Financial & competing interests disclosure
The authors have no relevant affiliations or financial involvement with any organization or entity with a financial interest in or financial conflict with the subject matter or materials discussed in the manuscript. This includes employment, consultancies, honoraria, stock ownership or options, expert testimony, grants or patents received or pending, or royalties.
No writing assistance was utilized in the production of this manuscript.
Key issues
Patients suffering from acute coronary syndromes are in a prothrombotic state and benefit from both antiplatelets and anticoagulants, regardless of whether they progress to percutaneous coronary intervention.
The novel antiplatelet agents, prasugrel and ticagrelor, have been shown to offer more predictable antiplatelet activity and this has translated to improved outcomes in trials to date. Intravenous P2Y12 inhibitors such as cangrelor are on the horizon and may fill a role as a bridging strategy in patients awaiting surgery.
The use of glycoprotein IIb/IIIa inhibitors is declining as more potent oral antiplatelets are available and evidence shows bivalirudin alone may yield better outcomes due to decreased bleeding rates.
The protease-activated-receptor 1 blockers vorapaxar and atopaxar are new drugs, though the benefits when added to standard dual oral antiplatelet therapy appear modest at best.
Anticoagulation remains largely an acute practice.

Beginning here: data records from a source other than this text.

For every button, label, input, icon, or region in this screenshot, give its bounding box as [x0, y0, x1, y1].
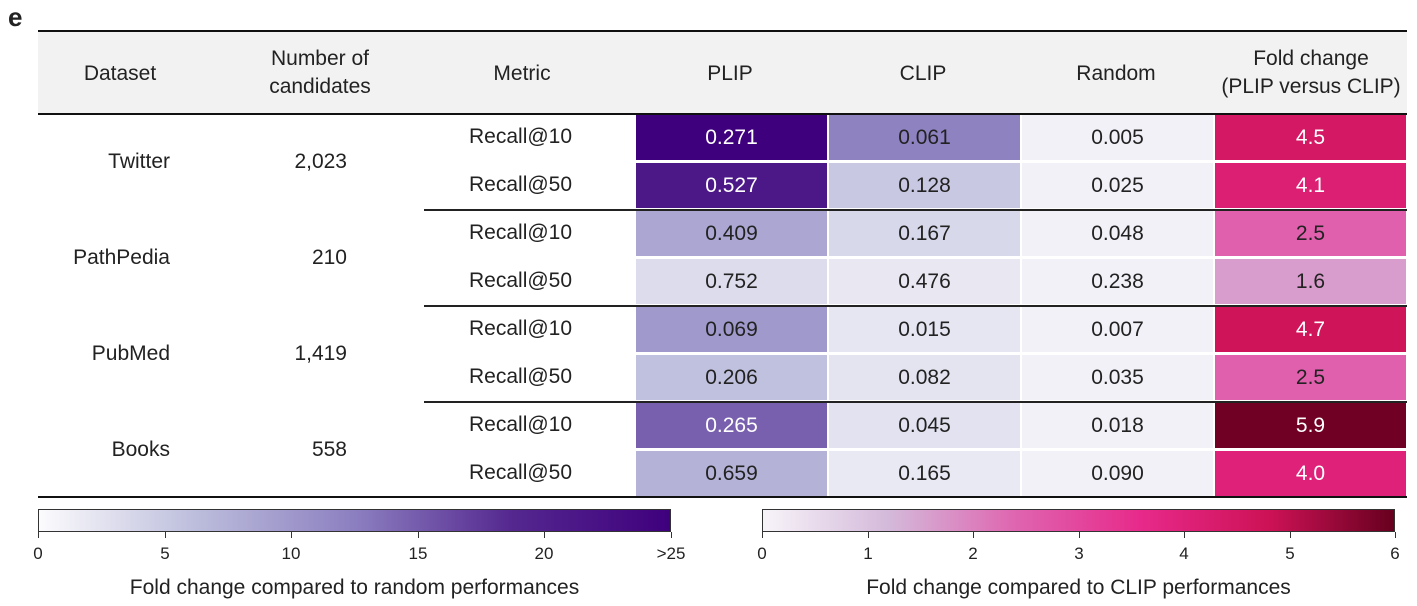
colorbar-tick-label: 5	[1285, 544, 1295, 563]
random-colorbar	[38, 509, 671, 532]
clip-cell: 0.045	[829, 403, 1020, 448]
plip-cell: 0.409	[636, 211, 827, 256]
group-divider	[424, 401, 1407, 403]
header-candidates: Number of candidates	[230, 45, 410, 101]
plip-cell: 0.752	[636, 259, 827, 304]
dataset-name: PathPedia	[73, 246, 170, 269]
colorbar-tick-mark	[1290, 532, 1291, 538]
colorbar-tick-mark	[671, 532, 672, 538]
top-rule	[38, 30, 1407, 32]
dataset-name: Books	[111, 438, 170, 461]
colorbar-tick-label: 2	[968, 544, 978, 563]
fold-cell: 5.9	[1215, 403, 1406, 448]
header-background	[38, 32, 1407, 113]
colorbar-tick-label: 6	[1390, 544, 1400, 563]
colorbar-tick-mark	[165, 532, 166, 538]
colorbar-tick-mark	[38, 532, 39, 538]
clip-cell: 0.128	[829, 163, 1020, 208]
clip-cell: 0.015	[829, 307, 1020, 352]
group-divider	[424, 305, 1407, 307]
header-random: Random	[1076, 62, 1156, 85]
random-cell: 0.007	[1022, 307, 1213, 352]
candidate-count: 210	[311, 246, 347, 269]
metric-label: Recall@50	[469, 269, 573, 292]
header-fold-line1: Fold change	[1253, 47, 1369, 70]
colorbar-tick-mark	[868, 532, 869, 538]
random-cell: 0.048	[1022, 211, 1213, 256]
clip-cell: 0.167	[829, 211, 1020, 256]
colorbar-tick-label: 10	[281, 544, 301, 563]
clip-colorbar-label: Fold change compared to CLIP performance…	[866, 576, 1291, 599]
header-dataset: Dataset	[83, 62, 157, 85]
header-rule	[38, 113, 1407, 115]
colorbar-tick-label: 1	[863, 544, 873, 563]
header-fold-line2: (PLIP versus CLIP)	[1221, 75, 1401, 98]
random-cell: 0.005	[1022, 115, 1213, 160]
header-metric: Metric	[493, 62, 551, 85]
fold-cell: 4.1	[1215, 163, 1406, 208]
header-fold-change: Fold change (PLIP versus CLIP)	[1200, 45, 1417, 101]
plip-cell: 0.527	[636, 163, 827, 208]
metric-label: Recall@50	[469, 173, 573, 196]
plip-cell: 0.271	[636, 115, 827, 160]
header-plip: PLIP	[707, 62, 753, 85]
fold-cell: 4.7	[1215, 307, 1406, 352]
plip-cell: 0.069	[636, 307, 827, 352]
random-cell: 0.018	[1022, 403, 1213, 448]
fold-cell: 4.5	[1215, 115, 1406, 160]
colorbar-tick-mark	[1184, 532, 1185, 538]
colorbar-tick-mark	[973, 532, 974, 538]
colorbar-tick-label: 4	[1179, 544, 1189, 563]
fold-cell: 2.5	[1215, 355, 1406, 400]
clip-cell: 0.165	[829, 451, 1020, 496]
dataset-name: Twitter	[108, 150, 170, 173]
clip-colorbar	[762, 509, 1395, 532]
candidate-count: 558	[311, 438, 347, 461]
dataset-name: PubMed	[91, 342, 170, 365]
panel-label: e	[8, 2, 23, 32]
colorbar-tick-mark	[1395, 532, 1396, 538]
metric-label: Recall@10	[469, 413, 573, 436]
header-clip: CLIP	[899, 62, 947, 85]
plip-cell: 0.659	[636, 451, 827, 496]
colorbar-tick-label: 0	[757, 544, 767, 563]
plip-cell: 0.265	[636, 403, 827, 448]
random-cell: 0.090	[1022, 451, 1213, 496]
metric-label: Recall@10	[469, 317, 573, 340]
colorbar-tick-label: 15	[408, 544, 428, 563]
colorbar-tick-label: 5	[160, 544, 170, 563]
candidate-count: 2,023	[294, 150, 347, 173]
metric-label: Recall@10	[469, 125, 573, 148]
colorbar-tick-label: 0	[33, 544, 43, 563]
fold-cell: 4.0	[1215, 451, 1406, 496]
colorbar-tick-mark	[762, 532, 763, 538]
colorbar-tick-mark	[1079, 532, 1080, 538]
colorbar-tick-label: 3	[1074, 544, 1084, 563]
colorbar-tick-label: 20	[534, 544, 554, 563]
clip-cell: 0.061	[829, 115, 1020, 160]
metric-label: Recall@50	[469, 461, 573, 484]
metric-label: Recall@50	[469, 365, 573, 388]
header-candidates-line1: Number of	[270, 47, 370, 70]
plip-cell: 0.206	[636, 355, 827, 400]
random-cell: 0.025	[1022, 163, 1213, 208]
bottom-rule	[38, 496, 1407, 498]
colorbar-tick-mark	[418, 532, 419, 538]
metric-label: Recall@10	[469, 221, 573, 244]
candidate-count: 1,419	[294, 342, 347, 365]
colorbar-tick-label: >25	[656, 544, 686, 563]
random-cell: 0.238	[1022, 259, 1213, 304]
colorbar-tick-mark	[291, 532, 292, 538]
fold-cell: 2.5	[1215, 211, 1406, 256]
colorbar-tick-mark	[544, 532, 545, 538]
header-candidates-line2: candidates	[269, 75, 371, 98]
clip-cell: 0.082	[829, 355, 1020, 400]
random-cell: 0.035	[1022, 355, 1213, 400]
fold-cell: 1.6	[1215, 259, 1406, 304]
clip-cell: 0.476	[829, 259, 1020, 304]
random-colorbar-label: Fold change compared to random performan…	[129, 576, 580, 599]
group-divider	[424, 209, 1407, 211]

Newer agents such as bivalirudin focus on safer and more predictable anticoagulation and improved endpoints in trials are largely secondary to improved safety profiles rather than efficacy. However, a recent trial questions the efficacy of bivalirudin in the setting of PPCI for ST-elevation myocardial infarction.

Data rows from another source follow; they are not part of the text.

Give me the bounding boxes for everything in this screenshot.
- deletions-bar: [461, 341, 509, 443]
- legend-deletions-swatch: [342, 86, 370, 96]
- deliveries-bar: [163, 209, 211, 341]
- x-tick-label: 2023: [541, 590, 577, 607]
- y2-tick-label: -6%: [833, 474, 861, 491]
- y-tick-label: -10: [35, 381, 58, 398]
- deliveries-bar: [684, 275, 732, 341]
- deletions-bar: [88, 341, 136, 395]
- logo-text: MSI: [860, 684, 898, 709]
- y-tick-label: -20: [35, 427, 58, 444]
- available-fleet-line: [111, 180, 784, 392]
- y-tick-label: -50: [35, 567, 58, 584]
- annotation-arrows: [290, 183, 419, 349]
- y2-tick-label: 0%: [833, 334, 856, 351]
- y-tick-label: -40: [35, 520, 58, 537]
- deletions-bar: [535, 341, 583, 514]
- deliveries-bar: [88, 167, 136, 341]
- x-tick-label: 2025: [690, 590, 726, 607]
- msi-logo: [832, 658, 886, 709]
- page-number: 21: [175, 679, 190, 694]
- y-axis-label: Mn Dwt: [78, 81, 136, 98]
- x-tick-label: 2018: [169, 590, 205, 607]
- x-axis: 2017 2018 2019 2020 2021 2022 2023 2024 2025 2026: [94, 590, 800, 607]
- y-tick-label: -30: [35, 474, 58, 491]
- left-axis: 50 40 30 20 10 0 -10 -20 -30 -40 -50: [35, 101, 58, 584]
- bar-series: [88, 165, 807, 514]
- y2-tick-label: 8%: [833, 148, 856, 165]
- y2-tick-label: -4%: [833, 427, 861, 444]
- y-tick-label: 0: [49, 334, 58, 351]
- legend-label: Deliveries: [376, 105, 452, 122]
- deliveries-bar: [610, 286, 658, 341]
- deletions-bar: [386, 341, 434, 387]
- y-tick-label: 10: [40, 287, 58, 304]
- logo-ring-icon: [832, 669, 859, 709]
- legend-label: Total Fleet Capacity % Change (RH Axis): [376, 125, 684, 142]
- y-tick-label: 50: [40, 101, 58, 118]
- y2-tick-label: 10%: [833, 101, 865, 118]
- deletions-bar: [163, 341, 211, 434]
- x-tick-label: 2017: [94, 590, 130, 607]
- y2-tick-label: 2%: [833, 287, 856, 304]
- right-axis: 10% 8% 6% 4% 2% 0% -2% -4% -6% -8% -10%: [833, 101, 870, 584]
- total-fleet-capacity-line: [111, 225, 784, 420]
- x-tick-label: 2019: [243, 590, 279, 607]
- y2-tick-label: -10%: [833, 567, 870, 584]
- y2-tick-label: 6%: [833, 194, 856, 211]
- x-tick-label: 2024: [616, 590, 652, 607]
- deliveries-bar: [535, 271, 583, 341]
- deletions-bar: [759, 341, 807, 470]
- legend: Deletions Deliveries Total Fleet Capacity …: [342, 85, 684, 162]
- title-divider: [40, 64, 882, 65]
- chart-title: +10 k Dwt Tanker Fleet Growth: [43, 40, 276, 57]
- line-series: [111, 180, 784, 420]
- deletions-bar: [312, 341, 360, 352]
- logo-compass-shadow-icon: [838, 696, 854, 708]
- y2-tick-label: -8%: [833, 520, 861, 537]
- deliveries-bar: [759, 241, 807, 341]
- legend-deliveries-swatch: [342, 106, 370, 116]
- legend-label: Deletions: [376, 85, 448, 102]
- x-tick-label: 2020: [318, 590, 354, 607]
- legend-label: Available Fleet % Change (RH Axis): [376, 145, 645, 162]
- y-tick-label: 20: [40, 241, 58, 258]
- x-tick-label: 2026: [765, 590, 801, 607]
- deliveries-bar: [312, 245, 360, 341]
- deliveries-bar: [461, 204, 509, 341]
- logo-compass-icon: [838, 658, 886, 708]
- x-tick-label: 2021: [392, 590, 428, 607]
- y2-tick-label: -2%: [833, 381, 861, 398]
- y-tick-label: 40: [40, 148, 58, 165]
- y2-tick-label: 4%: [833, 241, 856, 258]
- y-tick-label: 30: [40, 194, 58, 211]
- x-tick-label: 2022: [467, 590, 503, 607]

Longer-term anticoagulation with new oral anticoagulants does indeed improve cardiovascular endpoints, but at the expense of large increases in bleeding.
Future medical management of acute coronary syndromes will likely focus on individualized care, where bleeding rates can be better estimated and a combination of drugs tailored to the patients; the ‘standard’ therapy including aspirin may become decreasingly ubiquitous.